Sur le site Honduras résiste (resistenciamorazan.blogspot.com), un des plus actifs dans la diffusion de dénonciations, est reproduit une interview que Radio Progreso a faite au père Faust Milla, un militant des droits de l'Homme qui travaille avec les indigènes, qui a été arrêté par les escadrons de la mort dans les années 80 et qui aujourd'hui est à l'abri. "J'ai vécu ces situations pendant douze ans, j'attendait la mort à n'importe quel moment, a-t-il évoqué. Il y a quelques jours ils sont venus me chercher à la radio dans laquelle je travaille, subrepticement. Je n'ai pas peur mais je fais attention. Bien que je ne sache pas combien j'endurerai enfermé, parce que je ne peux pas continuer de voir courir le sang. Je crois que dans l'histoire du Honduras une telle répression n'a jamais été vue, de manière si publique, autant à la vue de tous." Milla considère que si cette situation continue, "l'indignation du peuple va déborder, probablement de manière désordonnée". "Parce qu'il est impossible de continuer d'endurer cela - fait-il remarquer. Parfois ils ne donnent mëme pas d'eau aux blessés dans la prison. Violer les droits de l'homme fondamentaux pour ces groupes est un métier. Pour cela, ils le prennent avec naturel et peu leur importe que le monde entier les appellent criminels et bêtes. Mais le peuple s'est levé, s'est indigné, et a décidé maintenant de continuer de lutter pour la liberté pacifiquement, jusqu'où arrive la limite."

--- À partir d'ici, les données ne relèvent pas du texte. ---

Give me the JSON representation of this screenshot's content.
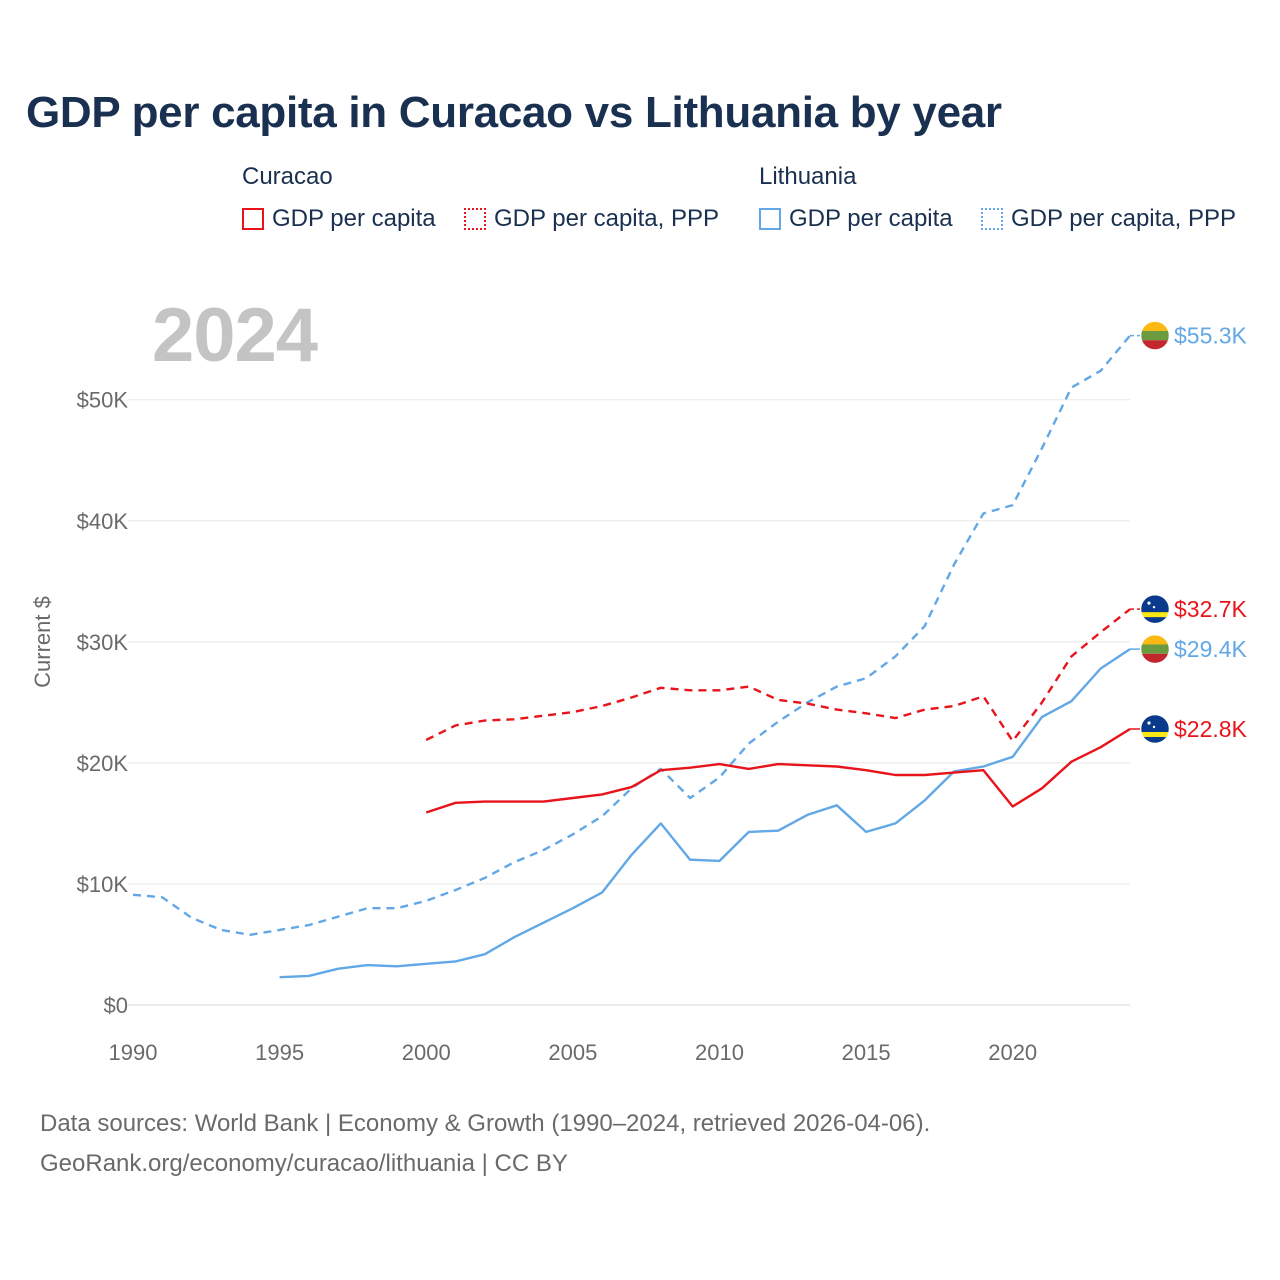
{
  "title": "GDP per capita in Curacao vs Lithuania by year",
  "legend": {
    "groups": [
      {
        "name": "Curacao",
        "color": "#e8141b",
        "items": [
          {
            "label": "GDP per capita",
            "style": "solid"
          },
          {
            "label": "GDP per capita, PPP",
            "style": "dotted"
          }
        ]
      },
      {
        "name": "Lithuania",
        "color": "#62a8e6",
        "items": [
          {
            "label": "GDP per capita",
            "style": "solid"
          },
          {
            "label": "GDP per capita, PPP",
            "style": "dotted"
          }
        ]
      }
    ]
  },
  "year_watermark": "2024",
  "footer": {
    "line1": "Data sources: World Bank | Economy & Growth (1990–2024, retrieved 2026-04-06).",
    "line2": "GeoRank.org/economy/curacao/lithuania | CC BY"
  },
  "chart_data": {
    "type": "line",
    "title": "GDP per capita in Curacao vs Lithuania by year",
    "xlabel": "",
    "ylabel": "Current $",
    "xlim": [
      1990,
      2024
    ],
    "ylim": [
      0,
      57000
    ],
    "x_ticks": [
      1990,
      1995,
      2000,
      2005,
      2010,
      2015,
      2020
    ],
    "x_tick_labels": [
      "1990",
      "1995",
      "2000",
      "2005",
      "2010",
      "2015",
      "2020"
    ],
    "y_ticks": [
      0,
      10000,
      20000,
      30000,
      40000,
      50000
    ],
    "y_tick_labels": [
      "$0",
      "$10K",
      "$20K",
      "$30K",
      "$40K",
      "$50K"
    ],
    "grid": "horizontal",
    "series": [
      {
        "name": "Lithuania GDP per capita, PPP",
        "country": "Lithuania",
        "color": "#62a8e6",
        "dashed": true,
        "x": [
          1990,
          1991,
          1992,
          1993,
          1994,
          1995,
          1996,
          1997,
          1998,
          1999,
          2000,
          2001,
          2002,
          2003,
          2004,
          2005,
          2006,
          2007,
          2008,
          2009,
          2010,
          2011,
          2012,
          2013,
          2014,
          2015,
          2016,
          2017,
          2018,
          2019,
          2020,
          2021,
          2022,
          2023,
          2024
        ],
        "values": [
          9100,
          8900,
          7200,
          6200,
          5800,
          6200,
          6600,
          7300,
          8000,
          8000,
          8600,
          9500,
          10500,
          11800,
          12800,
          14100,
          15600,
          17900,
          19500,
          17100,
          18800,
          21600,
          23400,
          25000,
          26300,
          27000,
          28800,
          31300,
          36400,
          40600,
          41300,
          46000,
          51000,
          52400,
          55300
        ],
        "end_label": "$55.3K"
      },
      {
        "name": "Curacao GDP per capita, PPP",
        "country": "Curacao",
        "color": "#e8141b",
        "dashed": true,
        "x": [
          2000,
          2001,
          2002,
          2003,
          2004,
          2005,
          2006,
          2007,
          2008,
          2009,
          2010,
          2011,
          2012,
          2013,
          2014,
          2015,
          2016,
          2017,
          2018,
          2019,
          2020,
          2021,
          2022,
          2023,
          2024
        ],
        "values": [
          21900,
          23100,
          23500,
          23600,
          23900,
          24200,
          24700,
          25400,
          26200,
          26000,
          26000,
          26300,
          25200,
          24900,
          24400,
          24100,
          23700,
          24400,
          24700,
          25500,
          21800,
          25000,
          28800,
          30800,
          32700
        ],
        "end_label": "$32.7K"
      },
      {
        "name": "Lithuania GDP per capita",
        "country": "Lithuania",
        "color": "#62a8e6",
        "dashed": false,
        "x": [
          1995,
          1996,
          1997,
          1998,
          1999,
          2000,
          2001,
          2002,
          2003,
          2004,
          2005,
          2006,
          2007,
          2008,
          2009,
          2010,
          2011,
          2012,
          2013,
          2014,
          2015,
          2016,
          2017,
          2018,
          2019,
          2020,
          2021,
          2022,
          2023,
          2024
        ],
        "values": [
          2300,
          2400,
          3000,
          3300,
          3200,
          3400,
          3600,
          4200,
          5600,
          6800,
          8000,
          9300,
          12400,
          15000,
          12000,
          11900,
          14300,
          14400,
          15700,
          16500,
          14300,
          15000,
          16900,
          19300,
          19700,
          20500,
          23800,
          25100,
          27800,
          29400
        ],
        "end_label": "$29.4K"
      },
      {
        "name": "Curacao GDP per capita",
        "country": "Curacao",
        "color": "#e8141b",
        "dashed": false,
        "x": [
          2000,
          2001,
          2002,
          2003,
          2004,
          2005,
          2006,
          2007,
          2008,
          2009,
          2010,
          2011,
          2012,
          2013,
          2014,
          2015,
          2016,
          2017,
          2018,
          2019,
          2020,
          2021,
          2022,
          2023,
          2024
        ],
        "values": [
          15900,
          16700,
          16800,
          16800,
          16800,
          17100,
          17400,
          18000,
          19400,
          19600,
          19900,
          19500,
          19900,
          19800,
          19700,
          19400,
          19000,
          19000,
          19200,
          19400,
          16400,
          17900,
          20100,
          21300,
          22800
        ],
        "end_label": "$22.8K"
      }
    ]
  }
}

"Le secteur putschiste ne s'attendait pas à ce que les gens perdent la peur et soient préparés à dire les noms et prénoms de ceux qui sont derrière ce projet déshonorant de harcèlement, de persécution et de mort", a signalé Oliva, en assurant que la Cofadeh a comptabilisé 2702 arrestations illégales, une grande quantité de menaces directes de mort et neuf meurtres, "certains commis par des militaires habillés de civils". "Les putschistes sont peu nombreux, mais, il gèrent beaucoup d'argent et les médias sont de à eux - a signalé Milla-. Ils empoisonnent les gens et les remplissent de haine."

 

Angel Berlanga, Pagina/12, 06 aoüt 2009.